In order to enforce SMB1 on a mac client:
- Create the Global Config:
$ sudo -s
$ sudo echo "[default]" >> /etc/nsmb.conf
$ sudo echo "smb_neg=smb1_only" >> /etc/nsmb.conf
- Restart the OS X Client
- create a new AD Test user
- Login and check if the issue still persist
I'm still seeing these permissions with the above changes, but I'm still able to write:
Deny S-1-5-88-3-448 None <not inherited> This folder only
Deny Everyone Delete <not inherited. This folder only
Forcing SMB1 Only now allows login and creation of Library folders, so that's a great step! But there's no observance of the /System/Library/User Template for new home folders. (But this may always have been true in the auto-creation of new SMB home folders - I don't know.)
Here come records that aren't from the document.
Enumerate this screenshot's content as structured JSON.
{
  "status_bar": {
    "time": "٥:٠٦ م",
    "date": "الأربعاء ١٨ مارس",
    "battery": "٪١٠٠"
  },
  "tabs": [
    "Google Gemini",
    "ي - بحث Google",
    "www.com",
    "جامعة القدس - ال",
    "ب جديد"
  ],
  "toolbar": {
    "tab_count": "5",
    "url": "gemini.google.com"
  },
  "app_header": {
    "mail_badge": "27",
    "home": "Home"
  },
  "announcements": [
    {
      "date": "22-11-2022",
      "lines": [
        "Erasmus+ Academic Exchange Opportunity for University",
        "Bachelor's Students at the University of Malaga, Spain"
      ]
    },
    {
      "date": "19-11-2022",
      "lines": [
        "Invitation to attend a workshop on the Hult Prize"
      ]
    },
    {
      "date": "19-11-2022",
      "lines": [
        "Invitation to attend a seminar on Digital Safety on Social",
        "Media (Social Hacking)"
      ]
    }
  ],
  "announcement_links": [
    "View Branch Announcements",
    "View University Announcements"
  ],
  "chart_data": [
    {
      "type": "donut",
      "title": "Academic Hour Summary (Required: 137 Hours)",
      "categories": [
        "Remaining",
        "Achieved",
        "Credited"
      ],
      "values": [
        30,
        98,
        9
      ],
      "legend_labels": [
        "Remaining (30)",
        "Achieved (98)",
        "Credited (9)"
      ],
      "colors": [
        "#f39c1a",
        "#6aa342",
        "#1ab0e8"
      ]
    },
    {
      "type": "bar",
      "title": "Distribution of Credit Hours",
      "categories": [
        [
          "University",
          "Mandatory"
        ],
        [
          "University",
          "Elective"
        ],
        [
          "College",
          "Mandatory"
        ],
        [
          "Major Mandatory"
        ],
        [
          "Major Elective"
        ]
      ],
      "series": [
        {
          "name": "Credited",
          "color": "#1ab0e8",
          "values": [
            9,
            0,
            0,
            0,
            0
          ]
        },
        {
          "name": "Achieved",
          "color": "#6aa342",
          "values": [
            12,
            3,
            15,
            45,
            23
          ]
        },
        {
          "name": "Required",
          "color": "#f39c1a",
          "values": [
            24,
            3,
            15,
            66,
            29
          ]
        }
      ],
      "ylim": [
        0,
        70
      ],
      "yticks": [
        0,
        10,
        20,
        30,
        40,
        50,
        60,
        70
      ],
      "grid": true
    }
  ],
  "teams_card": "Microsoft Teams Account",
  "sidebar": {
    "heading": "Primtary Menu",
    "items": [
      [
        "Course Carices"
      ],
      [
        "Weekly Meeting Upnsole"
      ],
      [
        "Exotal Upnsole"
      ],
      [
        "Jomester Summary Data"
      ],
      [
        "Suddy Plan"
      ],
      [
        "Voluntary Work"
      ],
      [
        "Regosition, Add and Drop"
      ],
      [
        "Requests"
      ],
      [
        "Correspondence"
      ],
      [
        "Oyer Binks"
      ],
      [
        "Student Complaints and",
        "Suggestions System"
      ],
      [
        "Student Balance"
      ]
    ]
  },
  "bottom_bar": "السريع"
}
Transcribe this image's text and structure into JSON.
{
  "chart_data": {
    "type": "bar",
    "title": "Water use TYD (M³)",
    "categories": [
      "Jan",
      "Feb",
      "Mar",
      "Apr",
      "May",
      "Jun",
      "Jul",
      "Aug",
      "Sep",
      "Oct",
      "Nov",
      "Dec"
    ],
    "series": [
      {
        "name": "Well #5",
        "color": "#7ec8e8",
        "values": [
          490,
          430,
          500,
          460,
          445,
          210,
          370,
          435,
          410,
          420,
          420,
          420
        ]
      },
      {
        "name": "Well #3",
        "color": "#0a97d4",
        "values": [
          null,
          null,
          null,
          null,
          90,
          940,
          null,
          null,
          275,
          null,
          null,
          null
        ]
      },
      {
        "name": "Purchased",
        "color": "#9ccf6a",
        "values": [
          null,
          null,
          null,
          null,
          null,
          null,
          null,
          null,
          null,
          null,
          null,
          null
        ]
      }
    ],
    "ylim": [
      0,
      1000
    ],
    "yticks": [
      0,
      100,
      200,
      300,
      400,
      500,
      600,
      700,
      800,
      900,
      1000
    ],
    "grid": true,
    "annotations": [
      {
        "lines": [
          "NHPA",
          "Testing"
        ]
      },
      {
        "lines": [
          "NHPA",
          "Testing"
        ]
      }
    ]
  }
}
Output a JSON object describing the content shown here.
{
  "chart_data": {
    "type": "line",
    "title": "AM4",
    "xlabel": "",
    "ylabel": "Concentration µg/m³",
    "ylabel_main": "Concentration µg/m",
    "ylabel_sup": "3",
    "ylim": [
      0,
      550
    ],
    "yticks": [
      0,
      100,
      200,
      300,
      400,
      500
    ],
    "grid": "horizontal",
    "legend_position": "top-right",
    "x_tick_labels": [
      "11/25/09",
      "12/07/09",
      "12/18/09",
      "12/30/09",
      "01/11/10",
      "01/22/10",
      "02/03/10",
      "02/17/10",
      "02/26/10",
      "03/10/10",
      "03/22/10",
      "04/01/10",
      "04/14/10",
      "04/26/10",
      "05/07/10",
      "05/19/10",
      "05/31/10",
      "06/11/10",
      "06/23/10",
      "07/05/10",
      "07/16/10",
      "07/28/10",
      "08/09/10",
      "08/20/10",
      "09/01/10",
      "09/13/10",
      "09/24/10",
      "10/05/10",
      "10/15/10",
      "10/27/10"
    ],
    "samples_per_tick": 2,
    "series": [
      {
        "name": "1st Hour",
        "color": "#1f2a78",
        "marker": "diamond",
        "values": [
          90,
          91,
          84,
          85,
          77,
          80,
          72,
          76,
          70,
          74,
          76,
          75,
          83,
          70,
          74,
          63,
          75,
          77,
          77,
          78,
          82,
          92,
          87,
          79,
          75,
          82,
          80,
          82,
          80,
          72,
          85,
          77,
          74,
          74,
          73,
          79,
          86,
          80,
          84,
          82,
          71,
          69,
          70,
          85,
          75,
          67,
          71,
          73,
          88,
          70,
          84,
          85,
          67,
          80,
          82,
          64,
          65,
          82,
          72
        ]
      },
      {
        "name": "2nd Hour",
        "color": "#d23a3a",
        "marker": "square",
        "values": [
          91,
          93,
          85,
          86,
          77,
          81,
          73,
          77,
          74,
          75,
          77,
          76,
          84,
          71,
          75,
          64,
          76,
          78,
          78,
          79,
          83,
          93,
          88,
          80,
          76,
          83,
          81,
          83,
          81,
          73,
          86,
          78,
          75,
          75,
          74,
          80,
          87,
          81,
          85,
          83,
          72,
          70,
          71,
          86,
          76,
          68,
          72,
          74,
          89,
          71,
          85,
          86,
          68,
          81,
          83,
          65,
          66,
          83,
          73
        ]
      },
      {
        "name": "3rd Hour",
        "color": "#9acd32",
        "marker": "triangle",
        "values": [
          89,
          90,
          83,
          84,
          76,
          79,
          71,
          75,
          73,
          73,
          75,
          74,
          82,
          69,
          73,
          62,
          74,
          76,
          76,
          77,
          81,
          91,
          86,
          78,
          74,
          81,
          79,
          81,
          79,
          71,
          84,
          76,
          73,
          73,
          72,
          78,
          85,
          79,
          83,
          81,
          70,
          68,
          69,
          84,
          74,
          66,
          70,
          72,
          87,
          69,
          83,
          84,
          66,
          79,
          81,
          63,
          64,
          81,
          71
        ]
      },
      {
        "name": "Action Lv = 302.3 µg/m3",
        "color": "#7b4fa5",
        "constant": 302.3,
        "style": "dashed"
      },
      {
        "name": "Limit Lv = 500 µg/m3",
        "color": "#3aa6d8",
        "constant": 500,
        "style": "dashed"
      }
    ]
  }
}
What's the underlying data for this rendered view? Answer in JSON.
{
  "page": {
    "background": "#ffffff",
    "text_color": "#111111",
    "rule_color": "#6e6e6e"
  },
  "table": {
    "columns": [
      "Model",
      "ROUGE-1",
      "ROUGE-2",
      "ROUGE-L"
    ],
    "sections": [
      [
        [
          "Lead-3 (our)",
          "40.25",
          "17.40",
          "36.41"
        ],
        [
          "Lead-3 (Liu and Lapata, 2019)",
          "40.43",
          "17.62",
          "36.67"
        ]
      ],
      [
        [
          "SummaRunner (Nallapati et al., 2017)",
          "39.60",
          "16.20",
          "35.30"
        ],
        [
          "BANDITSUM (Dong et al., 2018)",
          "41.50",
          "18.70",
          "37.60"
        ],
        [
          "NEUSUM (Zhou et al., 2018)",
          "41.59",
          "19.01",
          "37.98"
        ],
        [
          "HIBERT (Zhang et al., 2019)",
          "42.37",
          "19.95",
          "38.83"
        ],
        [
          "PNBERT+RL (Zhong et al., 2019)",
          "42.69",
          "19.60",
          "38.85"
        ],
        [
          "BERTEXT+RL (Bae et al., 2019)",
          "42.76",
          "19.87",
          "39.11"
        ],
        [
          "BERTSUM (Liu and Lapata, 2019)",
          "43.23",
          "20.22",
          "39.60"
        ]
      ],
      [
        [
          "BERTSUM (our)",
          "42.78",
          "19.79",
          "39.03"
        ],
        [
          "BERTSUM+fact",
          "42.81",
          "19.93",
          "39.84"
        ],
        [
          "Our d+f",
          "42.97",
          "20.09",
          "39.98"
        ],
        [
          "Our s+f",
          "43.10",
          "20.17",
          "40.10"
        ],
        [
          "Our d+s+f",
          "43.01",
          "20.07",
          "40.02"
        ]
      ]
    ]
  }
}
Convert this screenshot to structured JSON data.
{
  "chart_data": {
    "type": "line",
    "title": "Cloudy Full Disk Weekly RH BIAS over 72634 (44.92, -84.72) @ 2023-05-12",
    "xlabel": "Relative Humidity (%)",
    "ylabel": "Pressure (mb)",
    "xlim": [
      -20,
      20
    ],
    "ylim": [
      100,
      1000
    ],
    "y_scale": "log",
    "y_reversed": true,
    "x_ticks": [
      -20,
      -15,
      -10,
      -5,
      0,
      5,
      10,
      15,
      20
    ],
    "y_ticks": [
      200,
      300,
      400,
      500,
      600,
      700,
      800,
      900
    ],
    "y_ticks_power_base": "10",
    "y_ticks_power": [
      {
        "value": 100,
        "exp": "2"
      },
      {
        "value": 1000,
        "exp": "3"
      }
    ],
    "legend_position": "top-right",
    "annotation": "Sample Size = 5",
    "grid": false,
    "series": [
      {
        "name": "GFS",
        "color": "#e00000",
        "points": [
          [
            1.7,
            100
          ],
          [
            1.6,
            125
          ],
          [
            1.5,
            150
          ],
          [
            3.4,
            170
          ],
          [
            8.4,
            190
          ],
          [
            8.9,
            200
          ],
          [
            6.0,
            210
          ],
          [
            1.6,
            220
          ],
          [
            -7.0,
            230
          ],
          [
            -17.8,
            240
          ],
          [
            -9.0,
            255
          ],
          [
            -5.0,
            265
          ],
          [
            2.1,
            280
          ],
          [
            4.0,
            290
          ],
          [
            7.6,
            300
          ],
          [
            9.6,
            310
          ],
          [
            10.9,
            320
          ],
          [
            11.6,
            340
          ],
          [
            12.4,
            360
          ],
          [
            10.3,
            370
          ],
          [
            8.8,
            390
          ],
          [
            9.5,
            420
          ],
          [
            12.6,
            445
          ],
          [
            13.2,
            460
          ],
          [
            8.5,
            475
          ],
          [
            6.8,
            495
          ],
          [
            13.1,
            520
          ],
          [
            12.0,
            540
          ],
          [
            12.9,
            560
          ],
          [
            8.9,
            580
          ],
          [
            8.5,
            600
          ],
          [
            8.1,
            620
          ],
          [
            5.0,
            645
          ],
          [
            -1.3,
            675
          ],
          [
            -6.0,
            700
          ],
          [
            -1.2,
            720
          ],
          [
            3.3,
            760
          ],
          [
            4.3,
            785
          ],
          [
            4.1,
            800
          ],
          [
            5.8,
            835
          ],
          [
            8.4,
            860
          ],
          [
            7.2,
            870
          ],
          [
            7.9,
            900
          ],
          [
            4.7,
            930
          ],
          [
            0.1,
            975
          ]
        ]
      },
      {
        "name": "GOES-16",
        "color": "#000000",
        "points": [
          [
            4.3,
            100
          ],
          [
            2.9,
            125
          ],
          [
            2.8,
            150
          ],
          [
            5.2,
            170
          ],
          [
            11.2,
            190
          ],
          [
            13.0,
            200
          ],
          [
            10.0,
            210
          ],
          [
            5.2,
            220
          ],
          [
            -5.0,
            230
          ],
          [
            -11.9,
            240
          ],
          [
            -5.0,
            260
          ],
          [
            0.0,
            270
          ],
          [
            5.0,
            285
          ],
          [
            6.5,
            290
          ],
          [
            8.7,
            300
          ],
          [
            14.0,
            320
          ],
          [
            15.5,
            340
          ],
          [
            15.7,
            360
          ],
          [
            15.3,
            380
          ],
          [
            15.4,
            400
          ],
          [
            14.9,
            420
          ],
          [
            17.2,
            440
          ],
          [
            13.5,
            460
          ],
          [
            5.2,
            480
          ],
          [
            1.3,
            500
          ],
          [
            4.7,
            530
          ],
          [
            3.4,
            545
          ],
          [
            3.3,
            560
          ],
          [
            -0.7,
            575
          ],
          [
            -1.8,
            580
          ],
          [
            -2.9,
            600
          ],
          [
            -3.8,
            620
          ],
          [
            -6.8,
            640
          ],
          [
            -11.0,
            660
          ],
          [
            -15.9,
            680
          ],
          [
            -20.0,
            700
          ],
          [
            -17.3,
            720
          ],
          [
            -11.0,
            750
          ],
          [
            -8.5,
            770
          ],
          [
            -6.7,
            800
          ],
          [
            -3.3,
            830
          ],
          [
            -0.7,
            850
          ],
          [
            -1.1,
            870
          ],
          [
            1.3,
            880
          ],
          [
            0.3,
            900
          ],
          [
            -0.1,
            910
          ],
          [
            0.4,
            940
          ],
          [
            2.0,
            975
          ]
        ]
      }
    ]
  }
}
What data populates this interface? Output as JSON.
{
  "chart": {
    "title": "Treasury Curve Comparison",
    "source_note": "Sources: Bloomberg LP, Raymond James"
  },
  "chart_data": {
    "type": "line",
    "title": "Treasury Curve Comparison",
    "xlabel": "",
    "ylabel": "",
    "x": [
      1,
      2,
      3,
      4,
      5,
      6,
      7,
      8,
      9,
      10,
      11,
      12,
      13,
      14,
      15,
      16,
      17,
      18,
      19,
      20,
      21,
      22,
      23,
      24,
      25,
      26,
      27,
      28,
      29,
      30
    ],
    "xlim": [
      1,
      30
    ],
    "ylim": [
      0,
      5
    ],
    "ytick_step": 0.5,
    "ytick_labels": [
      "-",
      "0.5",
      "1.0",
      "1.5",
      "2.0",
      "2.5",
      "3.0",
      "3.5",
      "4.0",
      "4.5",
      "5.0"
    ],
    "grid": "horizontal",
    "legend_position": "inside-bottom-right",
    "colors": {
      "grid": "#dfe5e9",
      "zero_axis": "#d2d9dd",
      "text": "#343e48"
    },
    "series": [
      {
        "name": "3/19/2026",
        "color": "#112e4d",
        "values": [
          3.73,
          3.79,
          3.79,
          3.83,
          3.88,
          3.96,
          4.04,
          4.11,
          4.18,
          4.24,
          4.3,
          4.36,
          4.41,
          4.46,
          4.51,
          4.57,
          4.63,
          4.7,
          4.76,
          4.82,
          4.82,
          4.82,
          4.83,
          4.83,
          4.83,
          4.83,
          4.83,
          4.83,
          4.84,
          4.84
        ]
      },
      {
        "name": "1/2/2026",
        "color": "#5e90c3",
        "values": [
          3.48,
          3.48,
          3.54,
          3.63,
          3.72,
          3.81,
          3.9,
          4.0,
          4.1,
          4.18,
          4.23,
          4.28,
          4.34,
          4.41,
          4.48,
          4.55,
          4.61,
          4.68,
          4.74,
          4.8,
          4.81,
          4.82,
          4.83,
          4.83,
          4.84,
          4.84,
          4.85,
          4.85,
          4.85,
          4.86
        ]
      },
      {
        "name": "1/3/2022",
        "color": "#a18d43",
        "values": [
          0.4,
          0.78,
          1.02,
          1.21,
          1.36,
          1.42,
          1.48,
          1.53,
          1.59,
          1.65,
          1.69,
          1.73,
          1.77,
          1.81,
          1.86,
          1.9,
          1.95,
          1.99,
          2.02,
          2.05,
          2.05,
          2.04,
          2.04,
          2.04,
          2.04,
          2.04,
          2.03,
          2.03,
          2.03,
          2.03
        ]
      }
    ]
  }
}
For instance, launch iPhoto on a new home folder, and it can't create its own database due to the absence of a Pictures folder.
Guess we can't have everything.
@dhandy I noticed that those folders eventually get created, not sure why its not happening all at once like it used to though
Adobe CC is working on network homes, which is huge. Notes and Photo Booth do not work.